Jako pierwszą zakupiłam Secret Charm. To delikatny jaśminowy zapach, delikatny ale i elegancki. Idealnie nadaje się do noszenia na co dzień i do pracy. Używam go zawsze jak mam jakieś ważne biznesowe spotkanie. Pokochałam tę mgiełkę na tyle, że zdecydowałam się na zakup perfum o tym zapachu :). Aqua Kiss jest bardzo świeżym i lekkim zapachem. Idealnie nadaje się na lato. Nie jest zbyt słodki dzięki czemu daje pewnego rodzaju uczucie odświeżenia. Jest to także kwiatowy zapach  (frezja + stokrotka) ale aplikując go mam wrażenie, że to jeden z morskich zapachów. Być może dlatego zyskał u mnie miano ulubieńca na lato. Na pewno nie zabraknie go w mojej wakacyjnej walizce! Sheer Love to trzeci i ostatni zapach w mojej kolekcji. To kolejna bardzo delikatna mgiełka. W przeciwieństwie od postałych dwóch, jej zapach jest bardziej dziewczęcy, ale nadal świeży i nienachalny. Sheer Love to połączenie zapachu różowej lilii i białej bawełny. 
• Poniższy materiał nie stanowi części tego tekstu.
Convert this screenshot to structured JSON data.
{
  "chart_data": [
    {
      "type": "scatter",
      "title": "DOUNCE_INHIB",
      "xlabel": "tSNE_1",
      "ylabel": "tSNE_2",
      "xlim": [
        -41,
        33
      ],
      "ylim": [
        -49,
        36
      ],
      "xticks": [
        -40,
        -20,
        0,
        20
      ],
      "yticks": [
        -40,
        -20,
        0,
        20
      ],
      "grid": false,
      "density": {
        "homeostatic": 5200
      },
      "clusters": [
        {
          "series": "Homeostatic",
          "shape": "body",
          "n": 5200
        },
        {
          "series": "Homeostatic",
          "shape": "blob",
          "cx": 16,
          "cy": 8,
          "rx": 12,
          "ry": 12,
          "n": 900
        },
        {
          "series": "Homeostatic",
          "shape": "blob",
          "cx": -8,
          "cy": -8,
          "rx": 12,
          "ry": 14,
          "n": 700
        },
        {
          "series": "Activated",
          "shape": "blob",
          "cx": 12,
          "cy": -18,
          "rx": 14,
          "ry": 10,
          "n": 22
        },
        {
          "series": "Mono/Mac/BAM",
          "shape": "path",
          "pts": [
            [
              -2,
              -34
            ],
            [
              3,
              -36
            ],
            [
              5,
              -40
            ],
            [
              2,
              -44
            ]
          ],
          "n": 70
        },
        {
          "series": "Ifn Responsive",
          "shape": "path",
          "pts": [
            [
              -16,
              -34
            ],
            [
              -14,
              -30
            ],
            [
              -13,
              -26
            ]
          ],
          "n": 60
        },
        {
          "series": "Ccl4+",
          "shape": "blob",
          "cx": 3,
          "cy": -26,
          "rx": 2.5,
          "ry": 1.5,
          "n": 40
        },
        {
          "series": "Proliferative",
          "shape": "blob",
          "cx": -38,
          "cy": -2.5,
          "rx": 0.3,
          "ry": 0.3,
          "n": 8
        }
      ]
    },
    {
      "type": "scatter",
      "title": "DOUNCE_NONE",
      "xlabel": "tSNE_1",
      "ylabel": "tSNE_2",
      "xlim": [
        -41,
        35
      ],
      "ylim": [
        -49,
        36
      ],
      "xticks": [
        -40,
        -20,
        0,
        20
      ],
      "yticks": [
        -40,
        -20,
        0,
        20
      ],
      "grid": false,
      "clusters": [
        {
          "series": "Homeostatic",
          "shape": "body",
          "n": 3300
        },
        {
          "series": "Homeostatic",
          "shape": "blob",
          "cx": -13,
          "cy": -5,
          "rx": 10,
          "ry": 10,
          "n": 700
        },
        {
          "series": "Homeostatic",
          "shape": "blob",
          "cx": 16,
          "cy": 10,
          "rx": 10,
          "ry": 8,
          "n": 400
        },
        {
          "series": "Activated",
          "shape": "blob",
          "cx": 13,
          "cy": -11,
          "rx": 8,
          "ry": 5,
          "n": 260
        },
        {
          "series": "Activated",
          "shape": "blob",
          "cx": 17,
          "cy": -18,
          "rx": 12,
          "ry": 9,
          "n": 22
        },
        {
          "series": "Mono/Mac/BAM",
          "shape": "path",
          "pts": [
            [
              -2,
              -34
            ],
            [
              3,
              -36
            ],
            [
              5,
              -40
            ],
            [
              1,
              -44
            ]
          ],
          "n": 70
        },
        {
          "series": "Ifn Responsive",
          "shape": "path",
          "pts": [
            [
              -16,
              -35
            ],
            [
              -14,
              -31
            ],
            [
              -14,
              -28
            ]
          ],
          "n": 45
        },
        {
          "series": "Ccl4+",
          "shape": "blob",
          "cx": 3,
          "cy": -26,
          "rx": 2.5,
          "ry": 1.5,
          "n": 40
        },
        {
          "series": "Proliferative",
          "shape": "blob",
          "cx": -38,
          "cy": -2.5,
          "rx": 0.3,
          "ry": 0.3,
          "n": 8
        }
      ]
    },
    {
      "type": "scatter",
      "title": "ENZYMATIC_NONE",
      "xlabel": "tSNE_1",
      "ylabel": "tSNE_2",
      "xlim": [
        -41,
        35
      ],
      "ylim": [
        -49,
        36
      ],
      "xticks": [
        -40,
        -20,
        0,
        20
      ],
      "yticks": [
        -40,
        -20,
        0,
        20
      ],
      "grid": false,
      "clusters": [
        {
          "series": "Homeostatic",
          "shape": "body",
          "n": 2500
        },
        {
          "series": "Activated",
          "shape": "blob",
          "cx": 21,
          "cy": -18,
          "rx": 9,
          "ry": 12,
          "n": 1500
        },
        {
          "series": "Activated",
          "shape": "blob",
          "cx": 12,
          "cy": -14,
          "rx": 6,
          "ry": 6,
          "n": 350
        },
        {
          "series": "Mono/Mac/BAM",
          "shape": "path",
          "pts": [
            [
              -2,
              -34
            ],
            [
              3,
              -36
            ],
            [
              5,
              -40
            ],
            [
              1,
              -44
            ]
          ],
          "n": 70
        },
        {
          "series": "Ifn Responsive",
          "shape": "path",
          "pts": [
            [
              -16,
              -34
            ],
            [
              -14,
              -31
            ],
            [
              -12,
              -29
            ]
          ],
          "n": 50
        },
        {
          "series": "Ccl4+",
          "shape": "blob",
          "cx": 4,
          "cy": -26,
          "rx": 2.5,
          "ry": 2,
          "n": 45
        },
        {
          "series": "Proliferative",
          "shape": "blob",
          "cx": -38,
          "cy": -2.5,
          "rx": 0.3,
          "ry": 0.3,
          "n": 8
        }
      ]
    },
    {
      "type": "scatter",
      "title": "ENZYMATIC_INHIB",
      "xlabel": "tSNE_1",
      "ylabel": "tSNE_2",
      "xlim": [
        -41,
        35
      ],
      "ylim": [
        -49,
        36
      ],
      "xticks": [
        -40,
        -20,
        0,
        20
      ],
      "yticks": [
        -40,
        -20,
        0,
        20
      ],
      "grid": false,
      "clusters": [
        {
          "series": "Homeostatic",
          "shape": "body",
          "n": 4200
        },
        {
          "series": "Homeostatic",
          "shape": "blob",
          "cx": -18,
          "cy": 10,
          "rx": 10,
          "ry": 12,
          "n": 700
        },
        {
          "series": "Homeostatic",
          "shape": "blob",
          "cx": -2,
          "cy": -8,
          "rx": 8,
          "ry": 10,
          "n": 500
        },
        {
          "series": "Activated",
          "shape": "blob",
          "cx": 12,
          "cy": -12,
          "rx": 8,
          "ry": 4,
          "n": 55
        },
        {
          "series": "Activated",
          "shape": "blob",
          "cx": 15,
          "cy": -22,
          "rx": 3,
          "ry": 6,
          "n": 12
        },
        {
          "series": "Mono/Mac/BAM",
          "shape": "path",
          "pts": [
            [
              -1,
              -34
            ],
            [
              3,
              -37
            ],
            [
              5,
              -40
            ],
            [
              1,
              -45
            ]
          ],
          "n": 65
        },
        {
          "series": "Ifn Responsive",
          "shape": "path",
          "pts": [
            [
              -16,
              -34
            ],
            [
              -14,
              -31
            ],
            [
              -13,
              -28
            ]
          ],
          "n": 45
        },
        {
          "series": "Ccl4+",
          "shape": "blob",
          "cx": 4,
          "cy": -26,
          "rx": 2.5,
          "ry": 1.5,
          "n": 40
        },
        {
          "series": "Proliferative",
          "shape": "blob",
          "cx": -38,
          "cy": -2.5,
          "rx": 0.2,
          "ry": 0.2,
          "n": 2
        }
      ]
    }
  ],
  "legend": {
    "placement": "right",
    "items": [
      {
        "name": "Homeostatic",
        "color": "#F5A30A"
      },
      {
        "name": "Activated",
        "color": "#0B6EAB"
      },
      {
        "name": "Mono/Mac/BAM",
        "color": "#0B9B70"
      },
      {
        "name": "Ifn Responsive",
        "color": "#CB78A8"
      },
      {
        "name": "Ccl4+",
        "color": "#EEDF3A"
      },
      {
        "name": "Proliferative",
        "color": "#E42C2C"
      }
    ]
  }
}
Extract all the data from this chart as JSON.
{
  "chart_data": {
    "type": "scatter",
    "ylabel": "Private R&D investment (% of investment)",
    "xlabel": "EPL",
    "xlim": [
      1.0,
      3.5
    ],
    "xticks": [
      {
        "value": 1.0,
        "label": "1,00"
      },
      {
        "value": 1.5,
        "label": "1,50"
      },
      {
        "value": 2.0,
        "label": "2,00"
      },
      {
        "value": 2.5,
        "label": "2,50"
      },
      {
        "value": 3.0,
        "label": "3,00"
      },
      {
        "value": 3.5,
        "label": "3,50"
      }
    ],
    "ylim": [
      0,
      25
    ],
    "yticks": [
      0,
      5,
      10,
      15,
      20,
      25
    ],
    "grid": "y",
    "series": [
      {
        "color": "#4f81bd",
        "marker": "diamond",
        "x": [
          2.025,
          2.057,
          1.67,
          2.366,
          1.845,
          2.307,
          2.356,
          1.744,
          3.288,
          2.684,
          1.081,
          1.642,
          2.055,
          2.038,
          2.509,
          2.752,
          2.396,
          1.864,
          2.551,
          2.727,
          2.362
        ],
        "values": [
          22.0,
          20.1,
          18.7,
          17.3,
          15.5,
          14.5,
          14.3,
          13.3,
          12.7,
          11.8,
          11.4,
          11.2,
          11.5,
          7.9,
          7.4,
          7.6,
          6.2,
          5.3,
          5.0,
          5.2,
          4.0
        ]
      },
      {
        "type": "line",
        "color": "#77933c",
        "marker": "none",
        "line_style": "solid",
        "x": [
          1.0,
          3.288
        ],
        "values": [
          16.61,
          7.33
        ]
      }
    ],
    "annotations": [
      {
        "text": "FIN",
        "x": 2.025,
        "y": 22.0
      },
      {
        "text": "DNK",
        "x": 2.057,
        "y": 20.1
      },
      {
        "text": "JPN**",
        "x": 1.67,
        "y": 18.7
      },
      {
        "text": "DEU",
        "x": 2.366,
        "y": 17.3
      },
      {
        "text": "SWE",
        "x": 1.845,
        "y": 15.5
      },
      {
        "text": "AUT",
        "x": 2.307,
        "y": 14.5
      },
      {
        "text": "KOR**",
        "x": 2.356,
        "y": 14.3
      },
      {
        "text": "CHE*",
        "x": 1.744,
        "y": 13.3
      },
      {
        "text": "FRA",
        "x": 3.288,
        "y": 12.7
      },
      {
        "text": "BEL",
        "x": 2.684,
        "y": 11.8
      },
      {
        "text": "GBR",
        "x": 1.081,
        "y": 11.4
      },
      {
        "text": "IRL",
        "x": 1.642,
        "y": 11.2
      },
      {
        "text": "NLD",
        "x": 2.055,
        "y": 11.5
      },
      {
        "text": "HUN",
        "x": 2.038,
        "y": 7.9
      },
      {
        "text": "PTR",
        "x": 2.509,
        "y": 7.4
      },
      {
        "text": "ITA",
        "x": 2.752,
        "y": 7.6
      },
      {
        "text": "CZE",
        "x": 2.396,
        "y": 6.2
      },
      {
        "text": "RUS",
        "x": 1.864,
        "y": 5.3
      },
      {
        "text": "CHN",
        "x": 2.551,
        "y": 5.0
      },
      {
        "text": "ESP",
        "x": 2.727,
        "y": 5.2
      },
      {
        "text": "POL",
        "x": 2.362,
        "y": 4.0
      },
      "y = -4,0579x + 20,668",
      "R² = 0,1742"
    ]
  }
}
Trwałość jakichkolwiek perfum to kwestia delikatna. Jedno jest pewne - mgiełki mają mniej intensywny zapach niż wody perfumowane i także szybciej się ulatniają. Ja swoje mgiełki przestaję czuć po około 3-4 godzinach. Ich zaleta za to jest taka, iż ciężko przesadzić z zapachem. Są też świetnym pomysłem na prezent. Są tanie (na stronie VS można kupić 5 mgiełek za 30$, na allegro za około za butelkę 40 zł) i świetnie się prezentują. Osobiście sprezentowałam jedną mgiełkę mojej siostrze i była bardzo zadowolona!

A co wy sądzicie o mgiełkach. Macie? Używacie? A może sądzicie, że to strata pieniędzy?